Ältere Wähler auch im Fokus deutscher Wahlkämpfer

Bonn, 20.02.08 Barack Obama selbst räumte immer ein, die älteren Wähler nicht zu erreichen. Sein Glück war, dass er mit dieser Einschätzung gründlich daneben lag. Dies verdeutlicht eine Analyse, die jetzt von der weltgrößten, amerikanischen Seniorenorganisation AARP* herausgegeben wurde. Danach haben über 25 Millionen Amerikaner über 50 Jahren ihre Stimme Obama gegeben und damit maßgeblich zu dessen Wahlsieg beigetragen. „Dieses Ergebnis verdeutlicht den enormen Einfluss, den die ältere Bevölkerung auf den Wahlausgang in Amerika hatte“, erläutert Erhard Hackler, geschäftsführender Vorstand der Deutschen Seniorenliga, die Analyse der AARP.

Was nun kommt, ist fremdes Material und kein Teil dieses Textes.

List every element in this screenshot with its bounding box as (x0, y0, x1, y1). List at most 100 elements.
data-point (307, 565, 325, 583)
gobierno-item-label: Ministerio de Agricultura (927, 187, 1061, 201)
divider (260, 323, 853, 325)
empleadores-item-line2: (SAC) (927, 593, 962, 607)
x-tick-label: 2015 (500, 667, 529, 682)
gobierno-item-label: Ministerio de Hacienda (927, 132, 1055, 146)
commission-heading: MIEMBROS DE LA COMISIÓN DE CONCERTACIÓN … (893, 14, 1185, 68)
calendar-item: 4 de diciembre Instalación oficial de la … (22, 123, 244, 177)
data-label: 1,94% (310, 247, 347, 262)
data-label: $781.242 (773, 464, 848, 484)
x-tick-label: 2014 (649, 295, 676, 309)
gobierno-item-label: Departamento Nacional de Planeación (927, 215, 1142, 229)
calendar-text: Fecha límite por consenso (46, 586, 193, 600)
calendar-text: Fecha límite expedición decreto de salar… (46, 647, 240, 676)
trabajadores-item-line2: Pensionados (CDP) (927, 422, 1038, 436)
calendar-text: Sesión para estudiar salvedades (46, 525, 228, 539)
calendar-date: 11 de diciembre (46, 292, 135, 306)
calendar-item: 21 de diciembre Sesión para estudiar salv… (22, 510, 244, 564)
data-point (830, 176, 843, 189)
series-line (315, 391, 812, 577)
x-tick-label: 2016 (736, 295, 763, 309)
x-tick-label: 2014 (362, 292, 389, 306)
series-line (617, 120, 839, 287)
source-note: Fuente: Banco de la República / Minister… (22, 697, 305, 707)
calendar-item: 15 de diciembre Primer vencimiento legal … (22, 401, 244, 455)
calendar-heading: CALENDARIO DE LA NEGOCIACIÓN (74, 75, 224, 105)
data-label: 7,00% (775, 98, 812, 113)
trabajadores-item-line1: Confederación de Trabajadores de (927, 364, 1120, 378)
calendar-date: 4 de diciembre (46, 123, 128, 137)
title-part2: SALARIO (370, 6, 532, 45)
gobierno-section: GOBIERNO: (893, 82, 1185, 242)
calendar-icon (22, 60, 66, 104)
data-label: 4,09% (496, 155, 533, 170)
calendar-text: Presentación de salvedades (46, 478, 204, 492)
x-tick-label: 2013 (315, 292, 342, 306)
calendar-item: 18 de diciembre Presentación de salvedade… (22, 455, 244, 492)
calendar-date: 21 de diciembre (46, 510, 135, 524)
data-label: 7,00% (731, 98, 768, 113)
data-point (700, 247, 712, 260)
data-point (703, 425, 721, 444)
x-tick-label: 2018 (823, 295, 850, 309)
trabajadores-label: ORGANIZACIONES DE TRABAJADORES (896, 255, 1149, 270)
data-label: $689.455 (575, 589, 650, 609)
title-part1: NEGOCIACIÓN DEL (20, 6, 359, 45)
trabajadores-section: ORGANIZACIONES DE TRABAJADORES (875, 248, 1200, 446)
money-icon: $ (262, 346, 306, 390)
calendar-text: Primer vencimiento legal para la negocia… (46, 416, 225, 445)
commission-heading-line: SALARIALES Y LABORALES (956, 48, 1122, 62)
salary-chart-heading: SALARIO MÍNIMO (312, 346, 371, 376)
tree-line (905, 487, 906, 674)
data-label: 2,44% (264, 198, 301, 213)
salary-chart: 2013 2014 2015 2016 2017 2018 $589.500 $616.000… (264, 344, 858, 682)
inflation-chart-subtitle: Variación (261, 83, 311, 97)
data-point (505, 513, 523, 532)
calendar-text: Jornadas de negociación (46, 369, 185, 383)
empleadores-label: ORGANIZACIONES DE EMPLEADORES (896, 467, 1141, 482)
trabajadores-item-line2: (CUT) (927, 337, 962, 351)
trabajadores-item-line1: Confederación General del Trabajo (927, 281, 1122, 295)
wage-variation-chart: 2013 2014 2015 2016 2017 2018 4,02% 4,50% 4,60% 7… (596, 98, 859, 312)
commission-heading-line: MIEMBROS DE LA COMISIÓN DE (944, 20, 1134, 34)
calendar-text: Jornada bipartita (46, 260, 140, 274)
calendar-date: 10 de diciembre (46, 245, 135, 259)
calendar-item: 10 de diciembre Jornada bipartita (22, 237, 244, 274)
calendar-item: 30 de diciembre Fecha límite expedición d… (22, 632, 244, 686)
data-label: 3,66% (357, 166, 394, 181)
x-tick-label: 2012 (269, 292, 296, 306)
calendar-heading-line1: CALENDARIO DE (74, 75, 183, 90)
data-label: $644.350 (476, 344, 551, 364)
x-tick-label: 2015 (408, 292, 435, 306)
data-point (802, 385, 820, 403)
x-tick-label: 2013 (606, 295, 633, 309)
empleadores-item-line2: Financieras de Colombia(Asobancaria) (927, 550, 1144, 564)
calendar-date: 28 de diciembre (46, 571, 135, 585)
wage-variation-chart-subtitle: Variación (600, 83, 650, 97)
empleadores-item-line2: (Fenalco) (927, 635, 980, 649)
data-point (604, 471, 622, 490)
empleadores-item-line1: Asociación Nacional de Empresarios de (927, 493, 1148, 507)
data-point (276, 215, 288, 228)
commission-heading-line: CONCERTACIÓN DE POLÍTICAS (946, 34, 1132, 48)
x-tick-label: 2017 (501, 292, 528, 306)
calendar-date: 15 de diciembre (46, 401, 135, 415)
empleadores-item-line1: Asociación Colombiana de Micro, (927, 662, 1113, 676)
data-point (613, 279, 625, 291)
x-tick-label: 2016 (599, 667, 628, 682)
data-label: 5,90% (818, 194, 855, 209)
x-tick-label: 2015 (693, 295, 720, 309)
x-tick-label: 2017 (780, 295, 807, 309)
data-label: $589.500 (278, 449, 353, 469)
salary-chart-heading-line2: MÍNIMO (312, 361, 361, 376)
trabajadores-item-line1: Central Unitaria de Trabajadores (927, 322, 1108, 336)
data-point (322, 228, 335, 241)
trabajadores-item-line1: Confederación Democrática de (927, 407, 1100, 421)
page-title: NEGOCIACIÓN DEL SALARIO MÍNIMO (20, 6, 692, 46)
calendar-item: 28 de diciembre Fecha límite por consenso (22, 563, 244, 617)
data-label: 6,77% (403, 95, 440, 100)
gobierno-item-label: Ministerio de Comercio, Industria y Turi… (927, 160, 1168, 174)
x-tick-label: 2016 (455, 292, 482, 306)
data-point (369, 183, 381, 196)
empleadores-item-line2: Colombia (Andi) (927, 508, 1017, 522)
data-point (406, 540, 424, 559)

Durch den demografischen Wandel stehen auch in Deutschland immer weniger jüngere Wahlberechtigte einer zunehmenden Zahl älterer gegenüber. Im Hinblick auf die bevorstehende Wahl des Europaparlaments sowie die anschließende Bundestagswahl sollte laut Hackler das Augenmerk auch der hiesigen Parteien in besonderem Maße auf die Wähler über 50 Jahren gerichtet sein. Dabei hat sich das politische Einflusspotenzial der älteren Wahlberechtigten nicht nur rein quantitativ spürbar erhöht. „Mehr denn je bietet sich den älteren Menschen in Deutschland die Gelegenheit, sich bei Wahlen angemessen Gehör zu verschaffen und sich so mit ihren Interessen und Ansprüchen einzubringen“, so Hackler.

* Erstellt auf Basis des CNN exit polls.